(b) Notwithstanding Section 6.3(a), in the event of the dissolution and liquidation of
the Partnership, all receipts received during or after the Quarter in which the Liquidation Date occurs, other than from borrowings described in (a)(ii) of the definition of Available Cash, shall be applied and distributed solely in accordance with,
and subject to the terms and conditions of, Section 12.4.
(c) The General Partner may treat taxes required or elected to be withheld
with respect to, all or less than all of the Partners, as a distribution of Available Cash to such Partners.
(d) Each distribution in
respect of a Partnership Interest shall be paid by the Partnership, directly or through the Transfer Agent or through any other Person or agent, only to the Record Holder of such Partnership Interest as of the Record Date set for such distribution.
Such payment shall constitute full payment and satisfaction of the Partnerships liability in respect of such payment, regardless of any claim of any Person who may have an interest in such payment by reason of an assignment or otherwise.
Section 6.4
Distributions of Available Cash from Operating Surplus.

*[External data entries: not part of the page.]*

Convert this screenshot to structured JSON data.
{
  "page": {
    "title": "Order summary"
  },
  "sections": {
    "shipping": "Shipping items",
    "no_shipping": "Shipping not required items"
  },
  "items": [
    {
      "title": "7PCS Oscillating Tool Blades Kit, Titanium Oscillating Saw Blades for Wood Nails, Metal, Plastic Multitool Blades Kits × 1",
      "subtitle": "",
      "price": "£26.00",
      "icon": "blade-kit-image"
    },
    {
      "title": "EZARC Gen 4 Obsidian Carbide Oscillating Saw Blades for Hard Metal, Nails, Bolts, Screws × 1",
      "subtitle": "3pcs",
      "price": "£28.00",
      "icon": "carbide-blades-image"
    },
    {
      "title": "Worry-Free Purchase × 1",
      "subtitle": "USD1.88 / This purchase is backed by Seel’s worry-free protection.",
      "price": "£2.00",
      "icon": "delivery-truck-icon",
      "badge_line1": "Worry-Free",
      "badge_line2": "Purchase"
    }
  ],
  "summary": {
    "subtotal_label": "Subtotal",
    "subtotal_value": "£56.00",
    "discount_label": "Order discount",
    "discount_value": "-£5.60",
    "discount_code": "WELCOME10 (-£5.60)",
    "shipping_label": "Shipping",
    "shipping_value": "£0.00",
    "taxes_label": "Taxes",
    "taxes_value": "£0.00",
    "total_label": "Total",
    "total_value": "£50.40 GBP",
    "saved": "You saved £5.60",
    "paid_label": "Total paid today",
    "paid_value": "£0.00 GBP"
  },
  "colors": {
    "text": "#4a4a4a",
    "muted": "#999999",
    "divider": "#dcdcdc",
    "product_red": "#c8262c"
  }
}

Available Cash with respect to any Quarter that is deemed to be Operating Surplus pursuant to the provisions of Sections 6.3 or 6.5 shall,
subject to Section 51 of the Marshall Islands Act, be distributed as follows (subject to Section 16.3 in respect of any series of Preferred Units described therein and except as otherwise required by Section 5.6(b) in respect of other
Partnership Securities issued pursuant thereto):
(a) First, 98% to all Unitholders holding Common Units, Pro Rata, and 2% to the General
Partner, until there has been distributed in respect of each Common Unit then Outstanding an amount equal to the Minimum Quarterly Distribution for such Quarter;
(b) Second, 98% to all Unitholders holding Common Units, Pro Rata, and 2% to the General Partner, until there has been distributed in respect
of each Common Unit then Outstanding an amount equal to the excess of the First Target Distribution over the Minimum Quarterly Distribution for such Quarter;
(c) Third, 85% to all Unitholders holding Common Units, Pro Rata, 13% to the holders of the Incentive Distribution Rights, Pro Rata, and 2% to
the General Partner, until there has been distributed in respect of each Common Unit then Outstanding an amount equal to the excess of the Second Target Distribution over the First Target Distribution for such Quarter;
(d) Fourth, 75% to all Unitholders holding Common Units, Pro Rata, 23% to the holders of the Incentive Distribution Rights, Pro Rata, and 2%
to the General Partner, until there has been distributed in respect of each Common Unit then Outstanding an amount equal to the excess of the Third Target Distribution over the Second Target Distribution for such Quarter; and
(e) Thereafter, 50% to all Unitholders holding Common Units, Pro Rata, 48% to the holders of the Incentive Distribution Rights, Pro Rata, and
2% to the General Partner;
provided, however
, if the Minimum Quarterly Distribution, the First Target Distribution, the Second Target Distribution
and the Third Target Distribution have been reduced to zero pursuant to the second sentence of Section 6.6, the distribution of Available Cash that is deemed to be Operating Surplus with respect to any Quarter will be made solely in accordance
with Section 6.4(e). No distributions shall be made with respect to Preferred Units pursuant to this Section 6.4.